Liverpool could soon be looking to replace England international Raheem Sterling in their squad, and may have the chance to do it for free.
According to the BBC, Liverpool have formally rejected a second bid from Manchester City for Sterling, however, it’s unlikely to be the end of the club’s interest in the player.
Should Sterling leave Anfield for a new club this summer, then it looks likely that the Reds will be compensated handsomely for his services and could look to shell out big on a replacement.
Nevertheless, we take a look at how Liverpool could look to replace Sterling for nothing by signing Yevhen Konoplyanka and three big reasons why they should make that the case.
The main attraction with Konoplyanka is that he is a free agent and would expect a realistic wage within Liverpool’s budget.
The 25-year-old has scored 45 goals and contributed 37 assists in 210 appearances for Dnipro Dnipropetrovsk over the course of his career and has always been labelled a key player at international level for Ukraine.
He is a proven, quality player and on a free, there will be few better deals done this summer.
Allows Sheyi Ojo and Jordon Ibe more room to grow:
If Liverpool do look to spend big on another winger, then it could hinder the potential of integrating Ojo and Ibe into more senior roles at the club.

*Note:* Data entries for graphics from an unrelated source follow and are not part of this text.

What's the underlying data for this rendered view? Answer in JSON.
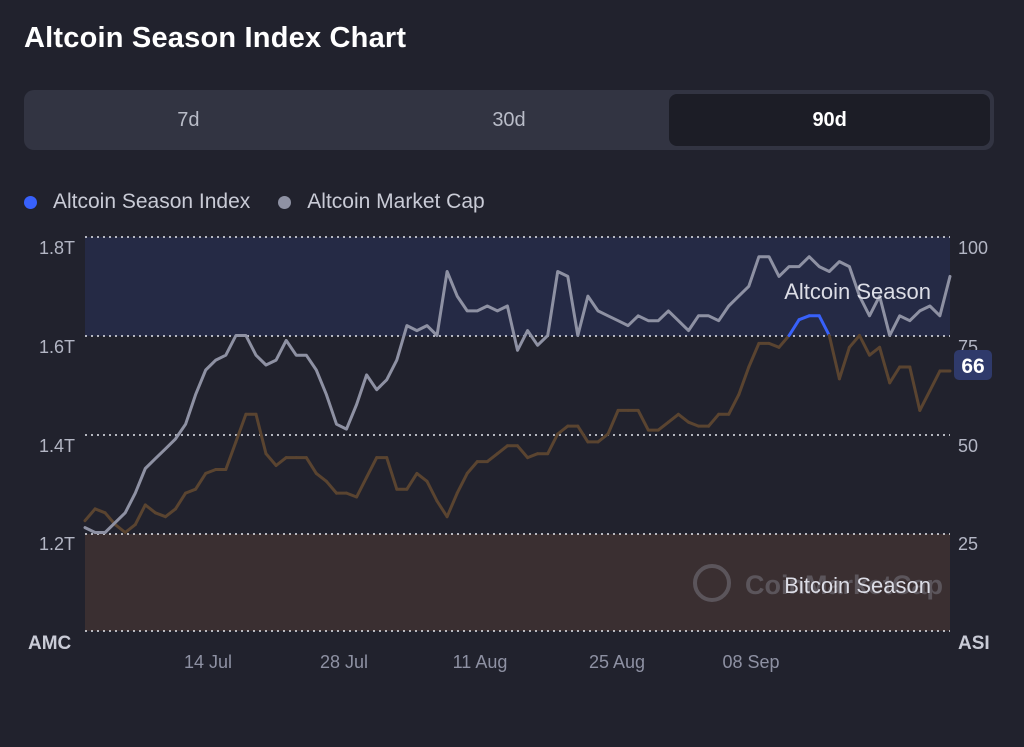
{
  "header": {
    "title": "Altcoin Season Index Chart"
  },
  "tabs": [
    {
      "label": "7d",
      "active": false
    },
    {
      "label": "30d",
      "active": false
    },
    {
      "label": "90d",
      "active": true
    }
  ],
  "legend": [
    {
      "label": "Altcoin Season Index",
      "color": "#3861fb"
    },
    {
      "label": "Altcoin Market Cap",
      "color": "#8e91a3"
    }
  ],
  "axis": {
    "left_title": "AMC",
    "right_title": "ASI",
    "left_ticks": [
      "1.8T",
      "1.6T",
      "1.4T",
      "1.2T"
    ],
    "right_ticks": [
      "100",
      "75",
      "50",
      "25"
    ],
    "x_ticks": [
      "14 Jul",
      "28 Jul",
      "11 Aug",
      "25 Aug",
      "08 Sep"
    ]
  },
  "zones": {
    "altcoin_label": "Altcoin Season",
    "bitcoin_label": "Bitcoin Season"
  },
  "watermark": "CoinMarketCap",
  "current_badge": "66",
  "colors": {
    "altcoin_zone": "#252a45",
    "bitcoin_zone": "#3a2f31",
    "index_neutral": "#5a4430",
    "index_bitcoin": "#f7931a",
    "index_altcoin": "#3861fb",
    "market_cap": "#8e91a3",
    "badge": "#2f3a6b"
  },
  "chart_data": {
    "type": "line",
    "x_axis": "date",
    "x_range": [
      "2024-07-01",
      "2024-09-28"
    ],
    "x_ticks_dates": [
      "2024-07-14",
      "2024-07-28",
      "2024-08-11",
      "2024-08-25",
      "2024-09-08"
    ],
    "left_axis": {
      "label": "AMC",
      "unit": "T",
      "ylim": [
        1.0,
        1.8
      ]
    },
    "right_axis": {
      "label": "ASI",
      "ylim": [
        0,
        100
      ],
      "thresholds": [
        25,
        75
      ]
    },
    "series": [
      {
        "name": "Altcoin Season Index",
        "axis": "right",
        "values": [
          28,
          31,
          30,
          27,
          25,
          27,
          32,
          30,
          29,
          31,
          35,
          36,
          40,
          41,
          41,
          48,
          55,
          55,
          45,
          42,
          44,
          44,
          44,
          40,
          38,
          35,
          35,
          34,
          39,
          44,
          44,
          36,
          36,
          40,
          38,
          33,
          29,
          35,
          40,
          43,
          43,
          45,
          47,
          47,
          44,
          45,
          45,
          50,
          52,
          52,
          48,
          48,
          50,
          56,
          56,
          56,
          51,
          51,
          53,
          55,
          53,
          52,
          52,
          55,
          55,
          60,
          67,
          73,
          73,
          72,
          75,
          79,
          80,
          80,
          75,
          64,
          72,
          75,
          70,
          72,
          63,
          67,
          67,
          56,
          61,
          66,
          66
        ]
      },
      {
        "name": "Altcoin Market Cap",
        "axis": "left",
        "values": [
          1.21,
          1.2,
          1.2,
          1.22,
          1.24,
          1.28,
          1.33,
          1.35,
          1.37,
          1.39,
          1.42,
          1.48,
          1.53,
          1.55,
          1.56,
          1.6,
          1.6,
          1.56,
          1.54,
          1.55,
          1.59,
          1.56,
          1.56,
          1.53,
          1.48,
          1.42,
          1.41,
          1.46,
          1.52,
          1.49,
          1.51,
          1.55,
          1.62,
          1.61,
          1.62,
          1.6,
          1.73,
          1.68,
          1.65,
          1.65,
          1.66,
          1.65,
          1.66,
          1.57,
          1.61,
          1.58,
          1.6,
          1.73,
          1.72,
          1.6,
          1.68,
          1.65,
          1.64,
          1.63,
          1.62,
          1.64,
          1.63,
          1.63,
          1.65,
          1.63,
          1.61,
          1.64,
          1.64,
          1.63,
          1.66,
          1.68,
          1.7,
          1.76,
          1.76,
          1.72,
          1.74,
          1.74,
          1.76,
          1.74,
          1.73,
          1.75,
          1.74,
          1.68,
          1.64,
          1.68,
          1.6,
          1.64,
          1.63,
          1.65,
          1.66,
          1.64,
          1.72
        ]
      }
    ]
  }
}
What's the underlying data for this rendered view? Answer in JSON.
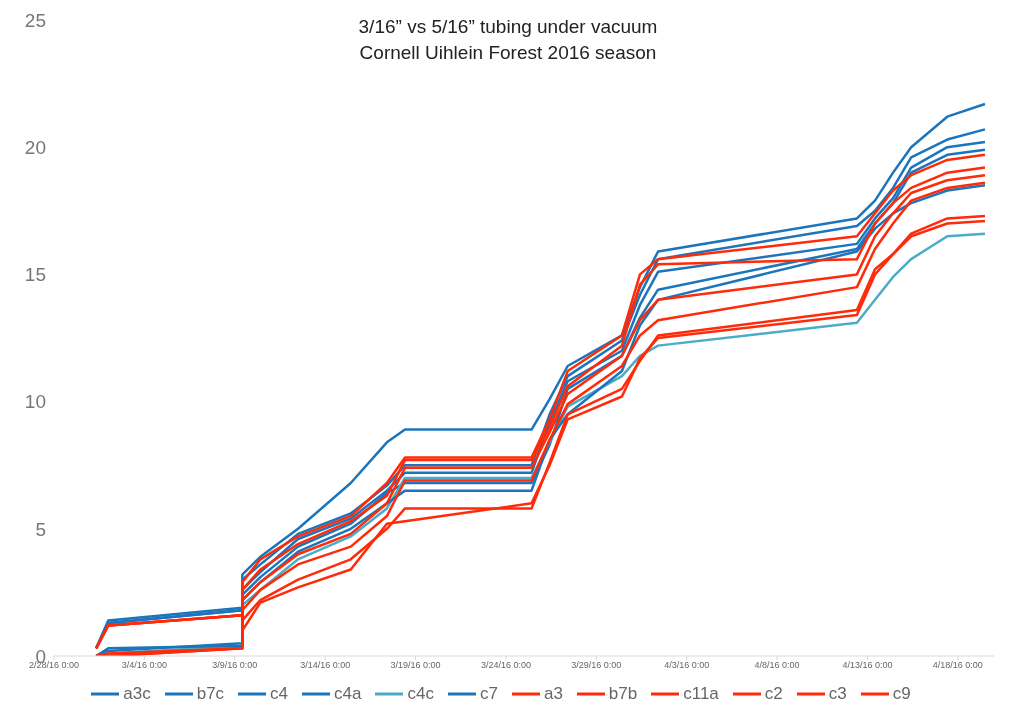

Although both would be a big gamble for a senior role next season, the exposure to a first-team environment could see them improve exponentially and become key players in the not too distant future.
Konoplyanka would still act as a more senior member of the team, but without the big price tag around his neck and high expectation, Rodgers could be excused for rotating him with the youngsters in order to help their development.
Allows money to be spent in more troubled areas:
If Sterling goes, although Liverpool will still need improvement in the wide areas, they have more pressing issues to address.
For example, up front they still haven’t replaced Luis Suarez properly and the money from Sterling could go a long way to landing a high-profile striker with a proven track record of putting the ball in the back of the net.